Nisreen indicated that the fuel is distributed unevenly along sectarian and regional lines within the governorate. For example, the al-Qusour neighborhood residents are being marginalized during the fuel distribution because they are of Turkmen origin. Besides, none of the residents of the neighborhood held a leading position in the Syrian government. On the other hand, the pro-regime neighborhoods’ residents obtain their fuel allocation via private tank trucks, which allegedly belong to “Families of the Martyrs.”

But the neighborhoods known for being loyal to the al-Assad regime are not much better off. For instance, only 34 percent of people residing in the pro-regime neighborhood of al-Zahraa have received their allocations. The fuel distribution rate has stood at 27 percent in the al-Nozha neighborhood, while in the Akrama neighborhood, it was 29 percent. The distribution rate in the Hamidiyeh neighborhood, which is inhabited mostly by Christians, amounts to 32 percent.  

Ali Muhammad, a resident of the al-Zahraa neighborhood, told Enab Baladi that even within the pro-regime neighborhoods, which have thousands of “martyrs,” half of their residents have not yet received their allocations from heating fuel.

Homs governorate reduced the number of fuel trucks for “martyrs’ families.” In 2020, residents were forced to buy fuel on the black market for 1,200 SYP (0.4 USD) per liter, while the government sets its price at its stations at 625 SYP (0.2 USD), but it is “never available.”

Following a decision to reduce fuel oil allocations, Homs governorate suspended fuel oil distribution for a week in an attempt to avoid the effects of the decision on vital sectors.

Anwar, an administrative employee in a private hospital in Homs governorate, confirmed to Enab Baladi that fuel allocations for hospitals needed to operate generators and central heating have not been affected despite the crisis. However, other vital sectors have been experiencing successive crises due to fuel shortages and the considerable gap between the black market price of fuel and the cost of subsidized fuel allocations. 

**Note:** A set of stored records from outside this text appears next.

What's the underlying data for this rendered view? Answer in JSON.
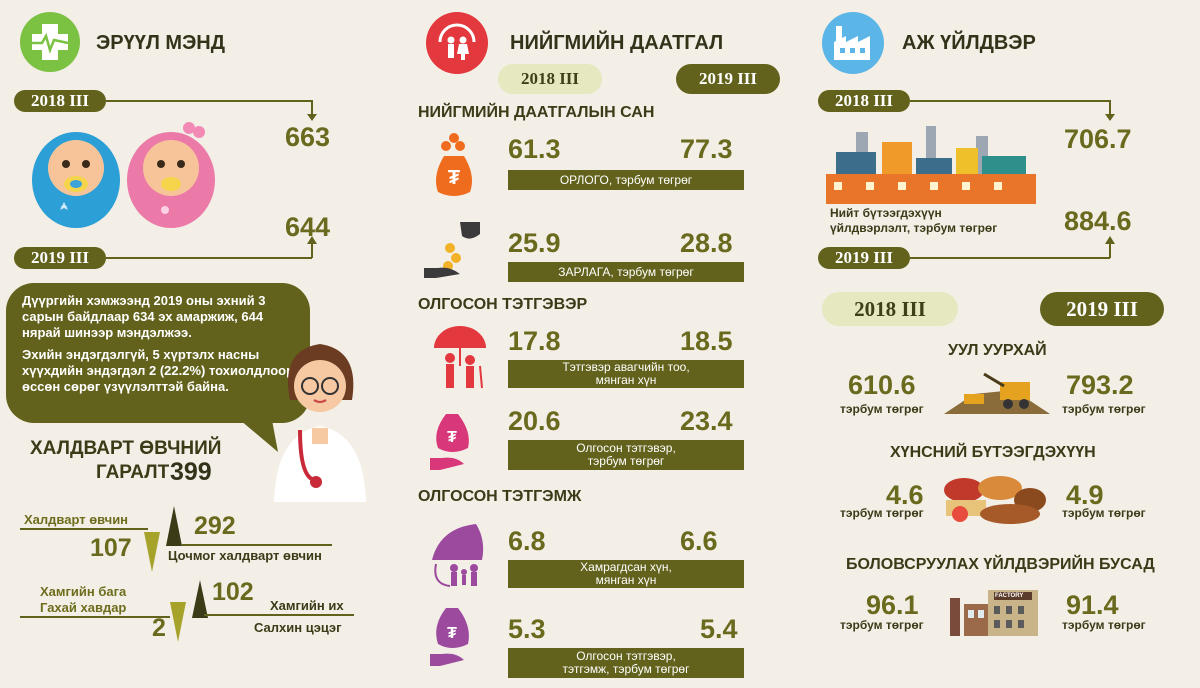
{
  "health": {
    "title": "ЭРҮҮЛ МЭНД",
    "label_2018": "2018 III",
    "label_2019": "2019 III",
    "value_2018": "663",
    "value_2019": "644",
    "note_p1": "Дүүргийн хэмжээнд 2019 оны эхний 3 сарын байдлаар 634 эх амаржиж, 644 нярай шинээр мэндэлжээ.",
    "note_p2": "Эхийн эндэгдэлгүй, 5 хүртэлх насны хүүхдийн эндэгдэл 2 (22.2%) тохиолдлоор өссөн сөрөг үзүүлэлттэй байна.",
    "infect_title_1": "ХАЛДВАРТ ӨВЧНИЙ",
    "infect_title_2": "ГАРАЛТ",
    "infect_total": "399",
    "row1_low_label": "Халдварт өвчин",
    "row1_low_value": "107",
    "row1_high_value": "292",
    "row1_high_label": "Цочмог халдварт өвчин",
    "row2_low_label_1": "Хамгийн бага",
    "row2_low_label_2": "Гахай хавдар",
    "row2_low_value": "2",
    "row2_high_value": "102",
    "row2_high_label_1": "Хамгийн их",
    "row2_high_label_2": "Салхин цэцэг"
  },
  "social": {
    "title": "НИЙГМИЙН ДААТГАЛ",
    "year_2018": "2018 III",
    "year_2019": "2019 III",
    "fund_title": "НИЙГМИЙН ДААТГАЛЫН САН",
    "income_2018": "61.3",
    "income_2019": "77.3",
    "income_label": "ОРЛОГО, тэрбум төгрөг",
    "expense_2018": "25.9",
    "expense_2019": "28.8",
    "expense_label": "ЗАРЛАГА, тэрбум төгрөг",
    "pension_title": "ОЛГОСОН ТЭТГЭВЭР",
    "pens_count_2018": "17.8",
    "pens_count_2019": "18.5",
    "pens_count_label_1": "Тэтгэвэр авагчийн тоо,",
    "pens_count_label_2": "мянган хүн",
    "pens_amt_2018": "20.6",
    "pens_amt_2019": "23.4",
    "pens_amt_label_1": "Олгосон тэтгэвэр,",
    "pens_amt_label_2": "тэрбум төгрөг",
    "benefit_title": "ОЛГОСОН ТЭТГЭМЖ",
    "ben_count_2018": "6.8",
    "ben_count_2019": "6.6",
    "ben_count_label_1": "Хамрагдсан хүн,",
    "ben_count_label_2": "мянган хүн",
    "ben_amt_2018": "5.3",
    "ben_amt_2019": "5.4",
    "ben_amt_label_1": "Олгосон тэтгэвэр,",
    "ben_amt_label_2": "тэтгэмж, тэрбум төгрөг"
  },
  "industry": {
    "title": "АЖ ҮЙЛДВЭР",
    "label_2018": "2018 III",
    "label_2019": "2019 III",
    "value_2018": "706.7",
    "value_2019": "884.6",
    "output_label_1": "Нийт бүтээгдэхүүн",
    "output_label_2": "үйлдвэрлэлт, тэрбум төгрөг",
    "year_2018": "2018 III",
    "year_2019": "2019 III",
    "factory_sign": "FACTORY",
    "mining_title": "УУЛ УУРХАЙ",
    "mining_2018": "610.6",
    "mining_2019": "793.2",
    "food_title": "ХҮНСНИЙ БҮТЭЭГДЭХҮҮН",
    "food_2018": "4.6",
    "food_2019": "4.9",
    "manuf_title": "БОЛОВСРУУЛАХ ҮЙЛДВЭРИЙН БУСАД",
    "manuf_2018": "96.1",
    "manuf_2019": "91.4",
    "unit": "тэрбум төгрөг"
  },
  "colors": {
    "olive": "#62621c",
    "light_pill": "#e6e8c0",
    "green_icon": "#7bc142",
    "red_icon": "#e2383e",
    "blue_icon": "#5bb5e6",
    "pink": "#d8377a",
    "orange": "#ef6c1e",
    "purple": "#9b4a9e",
    "bg": "#f3efe7"
  }
}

Public transport sector: another victim of  reduced allocations

After deciding to reduce fuel allocations, the governorate re-set the distribution mechanism for “minibuses” in rural areas, placing two mobile fuel stations at the bus departure area. The governorate also provided drivers with cards that need to be stamped by the director of the administrative unit or the municipality after completing each trip.

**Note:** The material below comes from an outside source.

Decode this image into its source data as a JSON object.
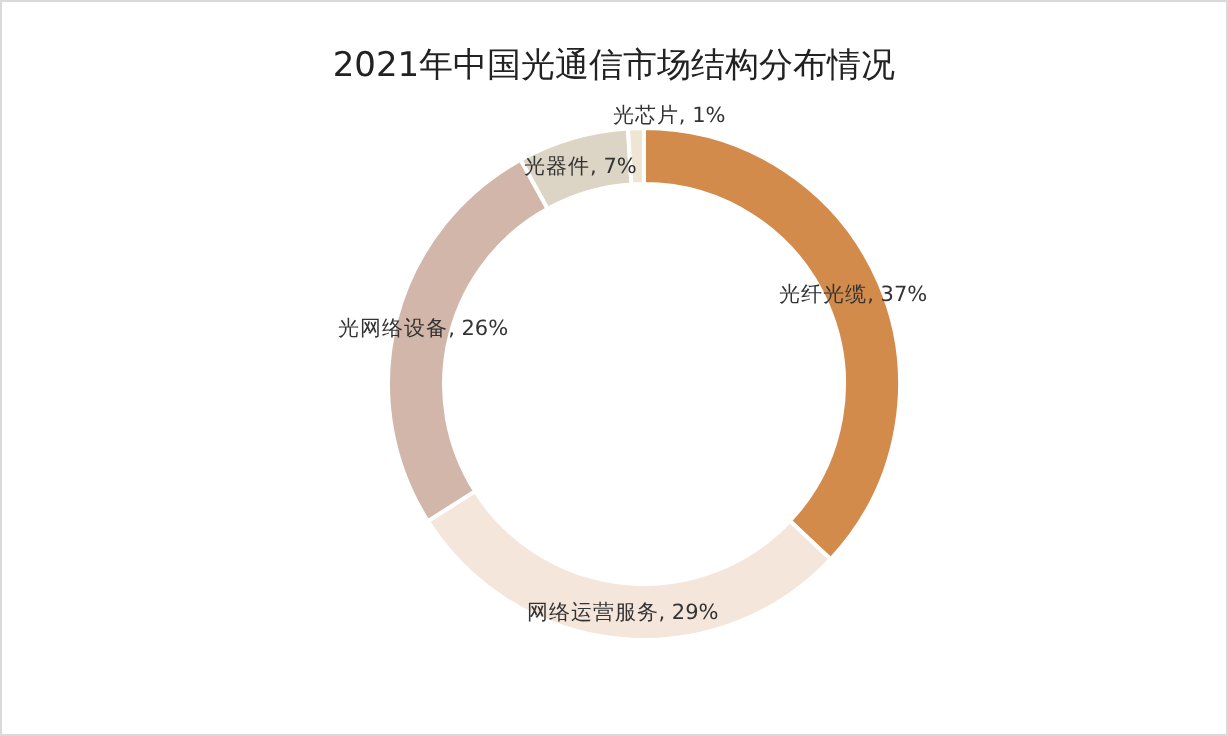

Mahmoud Darwish, a minibus driver on the Homs-Talbiseh line, told Enab Baladi that the new conditions for refueling “further impede the movement of minibuses.” The driver will need to have his card stamped from the mukhtar after each trip, which will waste more time and lead to increased crowding. 

Through the Supply Directorate in Homs, the government estimates the allocated amounts of fuel for each line after calculating the distance traveled. It sells them fuel at 180 SYP (0.05 USD) per liter.

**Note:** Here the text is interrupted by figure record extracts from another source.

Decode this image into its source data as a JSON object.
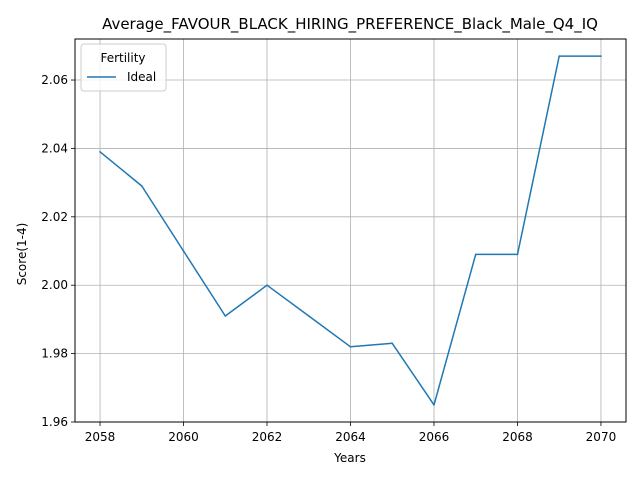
{
  "chart_data": {
    "type": "line",
    "title": "Average_FAVOUR_BLACK_HIRING_PREFERENCE_Black_Male_Q4_IQ",
    "xlabel": "Years",
    "ylabel": "Score(1-4)",
    "xlim": [
      2057.4,
      2070.6
    ],
    "ylim": [
      1.96,
      2.072
    ],
    "x_ticks": [
      2058,
      2060,
      2062,
      2064,
      2066,
      2068,
      2070
    ],
    "y_ticks": [
      1.96,
      1.98,
      2.0,
      2.02,
      2.04,
      2.06
    ],
    "y_tick_labels": [
      "1.96",
      "1.98",
      "2.00",
      "2.02",
      "2.04",
      "2.06"
    ],
    "grid": true,
    "legend": {
      "title": "Fertility",
      "placement": "top-left"
    },
    "series": [
      {
        "name": "Ideal",
        "color": "#1f77b4",
        "x": [
          2058,
          2059,
          2060,
          2061,
          2062,
          2063,
          2064,
          2065,
          2066,
          2067,
          2068,
          2069,
          2070
        ],
        "values": [
          2.039,
          2.029,
          2.01,
          1.991,
          2.0,
          1.991,
          1.982,
          1.983,
          1.965,
          2.009,
          2.009,
          2.067,
          2.067
        ]
      }
    ]
  }
}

Fuel allocations are delivered to minibuses through fuel vouchers from specific stations or through stations designated for minibuses at the start or end of the line.

Darwish said that drivers are left with no options other than raising the fare. This is because the minibus drivers have other things to pay for, such as routine vehicle maintenance costs (replacing oils and tires), which increase with the rising prices of everything and the US dollar exchange rate.

Abu Salem, a minibus driver on the al-Waer line in Homs governorate, does not find the idea of ​​standing in a line to obtain fuel allocations logical. He worries about increased crowding.

 “It is inconceivable that I have to wait in a long line at the beginning and end of each trip. This will actually impede the movement of the minibuses on transmission lines. Besides, it is not possible to work with current wages if I do not get subsidized fuel. And I cannot stop working since I have no other source of income.”